Clinton and Obama wrote:

“To improve both patient safety and the medical liability climate, the tort system must achieve four goals: reduce the rates of preventable patient injuries, promote open communication between physicians and patients, ensure patients access to fair compensation for legitimate medical injuries, and reduce liability insurance premiums for health care providers [by requiring insurance companies to pass on their savings gained from using mediation on to doctors.]
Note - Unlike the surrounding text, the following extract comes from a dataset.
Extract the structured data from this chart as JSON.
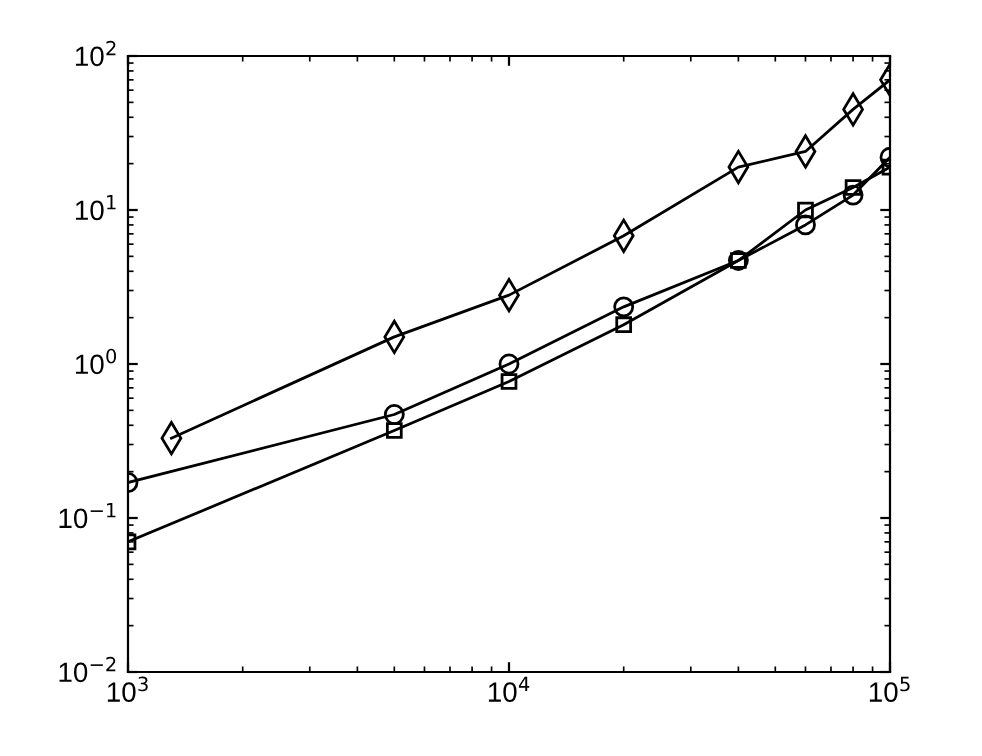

"Capping malpractice payments may ameliorate rising premium rates, but it would do nothing to prevent unsafe practices or ensure the provision of fair compensation to patients,” Clinton and Obama wrote 10 years ago.

They argued further that, “The current tort system does not promote open communication to improve patient safety.

"On the contrary, it jeopardizes patient safety by creating an intimidating liability environment.

"Studies consistently show that health care providers are understandably reticent about discussing errors, because they believe that they have no appropriate assurance of legal protection. 

"This reticence, in turn, impedes… efforts to prevent medical errors." (

­­­­­­­­­­­­­­­­­­­­­­­­­The two Senators also cited Boothman’s extraordinary cost-savings as a result of replacing litigation with mediation

Boothman believes his pilot programs would flourish nationwide under a Clinton presidency, pending Congressional approval.